2.In both the TXN_Y13 & TXN_Y14 datasets, there were rows where the Patron UID was set to “0”, whereas both the Patron_Dataset_FY13 & Patron_Dataset_FY14 datasets do not contain any data of a Patron with UID “0”. After exploring the data, 1335 counts & 65 counts of rows of Data contained Patron UID set to “0” in the TXN_Y13 & TXN_Y14 datasets respectively.

PatronUID_0



3.In the TXN_Y13 dataset, there were Patron Borrower Category Code types such as “DEAR”, “DEARC”, “DEARS” & “Deceased”. Based on the previous team’s data cleaning we discovered that “DEAR” should be removed from the dataset completely as it refers to institutional partnership programmes and NLB suggested to remove all records with Patron Borrower Category Code set to “DEAR” from further analysis. However, there was no mention of the other codes “DEARC”, “DEARS” & “Deceased”, thus for the time being our team has decided to remove those records as well. The frequency of these codes are displayed below for TXN_Y13 & TXN_Y14 datasets respectively.

DEAR



4.In the TXN_Y13 Transaction Dataset, 3 records have Branch Code set to “Bad Value” and 3,065 records set to “Missing Value”. In the TXN_Y14 Transaction Dataset, 9,467 records have Branch Code set to “Bad Value” and 1,600 records set to “Missing Value”.

5.Based on the updated Collection dataset, it was confirmed that there are currently 26 active libraries for NLB and therefore transactions in both the TXN_Y13 & TXN_Y14 datasets which did not belong to these 26 branch codes were removed, such as

a. 07LKCRL
b. 08LKCRL
c. 11LKCRL
d. ORN
e. RN
f. RU


6.Removed any transactions in both the TXN_Y13 & TXN_Y14 datasets that stated that the birthyear of the Patrons is “1900”, “2015”,”2016” as that referred to values being set to the year that the institutional programme was set up.

Invalid BirthYear

Additional Data

1.Surrounding Facility Dataset:

  • Geographical location of Shopping Malls/ Plazas

As indicated in the senior’s group’s report, there is “positive inter-store externalities generated by the shopping malls that operate near the library (Brueckner, 2011), as more consumers visit the shopping malls, the patronage level of the nearby library will likely follow a similar increase.” Therefore, our team will keep studying the significant effect on the patronage of the libraries from the distribution of various shopping malls.

  • Geographical location of Primary Schools/ Secondary Schools/ Junior Colleges

As one of the largest groups visiting libraries, students are nonnegligible given that they are likely to spend time in the libraries after school hours and during examination period.
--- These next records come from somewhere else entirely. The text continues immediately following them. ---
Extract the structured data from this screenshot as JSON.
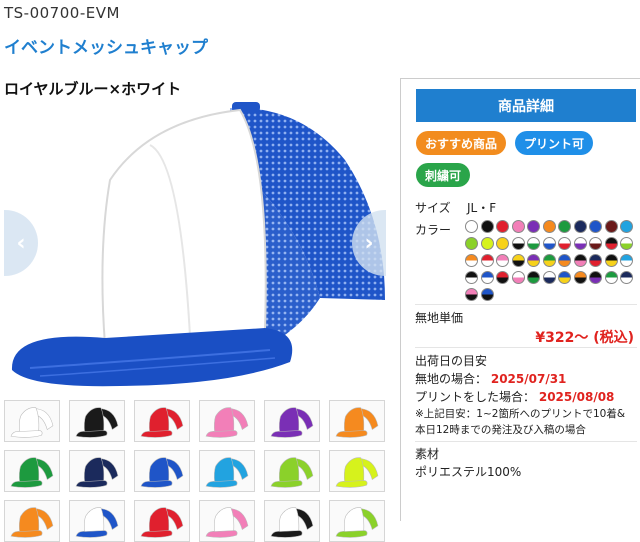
{
  "product": {
    "code": "TS-00700-EVM",
    "name": "イベントメッシュキャップ",
    "variant": "ロイヤルブルー×ホワイト"
  },
  "gallery": {
    "prev_icon": "chevron-left-icon",
    "next_icon": "chevron-right-icon",
    "prev_glyph": "‹",
    "next_glyph": "›",
    "thumbnails": [
      {
        "front": "#ffffff",
        "back": "#ffffff",
        "brim": "#ffffff"
      },
      {
        "front": "#1a1a1a",
        "back": "#1a1a1a",
        "brim": "#1a1a1a"
      },
      {
        "front": "#e0202e",
        "back": "#e0202e",
        "brim": "#e0202e"
      },
      {
        "front": "#f27fb8",
        "back": "#f27fb8",
        "brim": "#f27fb8"
      },
      {
        "front": "#7a2fb5",
        "back": "#7a2fb5",
        "brim": "#7a2fb5"
      },
      {
        "front": "#f58a1f",
        "back": "#f58a1f",
        "brim": "#f58a1f"
      },
      {
        "front": "#1d9a3f",
        "back": "#1d9a3f",
        "brim": "#1d9a3f"
      },
      {
        "front": "#1b2a5c",
        "back": "#1b2a5c",
        "brim": "#1b2a5c"
      },
      {
        "front": "#1f55c8",
        "back": "#1f55c8",
        "brim": "#1f55c8"
      },
      {
        "front": "#22a3e0",
        "back": "#22a3e0",
        "brim": "#22a3e0"
      },
      {
        "front": "#8bd12a",
        "back": "#8bd12a",
        "brim": "#8bd12a"
      },
      {
        "front": "#d6f21c",
        "back": "#d6f21c",
        "brim": "#d6f21c"
      },
      {
        "front": "#f58a1f",
        "back": "#f58a1f",
        "brim": "#f58a1f"
      },
      {
        "front": "#ffffff",
        "back": "#1f55c8",
        "brim": "#1f55c8"
      },
      {
        "front": "#e0202e",
        "back": "#e0202e",
        "brim": "#e0202e"
      },
      {
        "front": "#ffffff",
        "back": "#f27fb8",
        "brim": "#f27fb8"
      },
      {
        "front": "#ffffff",
        "back": "#1a1a1a",
        "brim": "#1a1a1a"
      },
      {
        "front": "#ffffff",
        "back": "#8bd12a",
        "brim": "#8bd12a"
      }
    ]
  },
  "hero": {
    "front": "#ffffff",
    "mesh": "#1f55c8",
    "brim": "#1a4fc4"
  },
  "details": {
    "header": "商品詳細",
    "tags": {
      "recommended": "おすすめ商品",
      "printable": "プリント可",
      "embroidery": "刺繍可"
    },
    "size_label": "サイズ",
    "size_value": "JL・F",
    "color_label": "カラー",
    "colors": [
      [
        "#ffffff",
        "#ffffff"
      ],
      [
        "#111111",
        "#111111"
      ],
      [
        "#e0202e",
        "#e0202e"
      ],
      [
        "#f27fb8",
        "#f27fb8"
      ],
      [
        "#7a2fb5",
        "#7a2fb5"
      ],
      [
        "#f58a1f",
        "#f58a1f"
      ],
      [
        "#1d9a3f",
        "#1d9a3f"
      ],
      [
        "#1b2a5c",
        "#1b2a5c"
      ],
      [
        "#1f55c8",
        "#1f55c8"
      ],
      [
        "#6a1a1a",
        "#6a1a1a"
      ],
      [
        "#22a3e0",
        "#22a3e0"
      ],
      [
        "#8bd12a",
        "#8bd12a"
      ],
      [
        "#d6f21c",
        "#d6f21c"
      ],
      [
        "#f7d21a",
        "#f7d21a"
      ],
      [
        "#ffffff",
        "#111111"
      ],
      [
        "#ffffff",
        "#1d9a3f"
      ],
      [
        "#ffffff",
        "#1f55c8"
      ],
      [
        "#ffffff",
        "#e0202e"
      ],
      [
        "#ffffff",
        "#7a2fb5"
      ],
      [
        "#ffffff",
        "#6a1a1a"
      ],
      [
        "#111111",
        "#e0202e"
      ],
      [
        "#ffffff",
        "#8bd12a"
      ],
      [
        "#f58a1f",
        "#ffffff"
      ],
      [
        "#e0202e",
        "#ffffff"
      ],
      [
        "#f27fb8",
        "#ffffff"
      ],
      [
        "#f7d21a",
        "#111111"
      ],
      [
        "#7a2fb5",
        "#f7d21a"
      ],
      [
        "#1d9a3f",
        "#f7d21a"
      ],
      [
        "#1f55c8",
        "#f58a1f"
      ],
      [
        "#111111",
        "#f27fb8"
      ],
      [
        "#1b2a5c",
        "#e0202e"
      ],
      [
        "#111111",
        "#f7d21a"
      ],
      [
        "#22a3e0",
        "#ffffff"
      ],
      [
        "#111111",
        "#ffffff"
      ],
      [
        "#1f55c8",
        "#ffffff"
      ],
      [
        "#e0202e",
        "#111111"
      ],
      [
        "#ffffff",
        "#f27fb8"
      ],
      [
        "#111111",
        "#1d9a3f"
      ],
      [
        "#ffffff",
        "#1b2a5c"
      ],
      [
        "#1f55c8",
        "#f7d21a"
      ],
      [
        "#f58a1f",
        "#111111"
      ],
      [
        "#111111",
        "#7a2fb5"
      ],
      [
        "#1d9a3f",
        "#ffffff"
      ],
      [
        "#1b2a5c",
        "#ffffff"
      ],
      [
        "#f27fb8",
        "#111111"
      ],
      [
        "#1f55c8",
        "#111111"
      ]
    ],
    "unit_price_label": "無地単価",
    "unit_price": "¥322〜 (税込)",
    "shipping_label": "出荷日の目安",
    "plain_label": "無地の場合：",
    "plain_date": "2025/07/31",
    "print_label": "プリントをした場合：",
    "print_date": "2025/08/08",
    "note": "※上記目安：1~2箇所へのプリントで10着&本日12時までの発注及び入稿の場合",
    "material_label": "素材",
    "material_value": "ポリエステル100%"
  }
}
Hence, our team will also have a deep look at the impact on the patronage of the libraries based on the location distribution of nearby educational institutions (primary schools, secondary school, junior colleges) using the data derived online.
2.Transportation Accessibility Dataset:

  • Geographical location of MRT Stations (A greater weight will be assigned to MRT interchanges in the analyses)
  • Geographical location of Bus Stops & No. of Bus Services Provided

In order to evaluate the likelihood for a patron to visit a library, the accessibility of transportation also plays an important role. With an easily accessed public transport network connected to a library, there will be less hindrance and thus a higher probability for a patron to visit the library. To analyze more deeply, the impact of public transportation may also vary between different neighborhoods where people are of different social and financial levels. Therefore, our team will embrace the available transportation dataset (MRT and bus stops) in our model with weight assigned to better measure and predict the attractiveness of the libraries.
3.Geographical Dataset:

  • Building within costaloutline.shp

As mentioned above, although the subzone clustering analysis conducted by the senior’s team returned a relatively executable model, our team aims to build up on the next level and present a more precise and accurate analysis. In terms of the geographical dataset, subzones no longer meet our demand due to the wide coverage of each subzone and the inequality analysis on patrons from different parts within the same subzone. Therefore, our team will utilize the geospatial data at HDB level (after transformation) and link it to the post-geocoding patron’s data so as to better analyze the patronage of each library.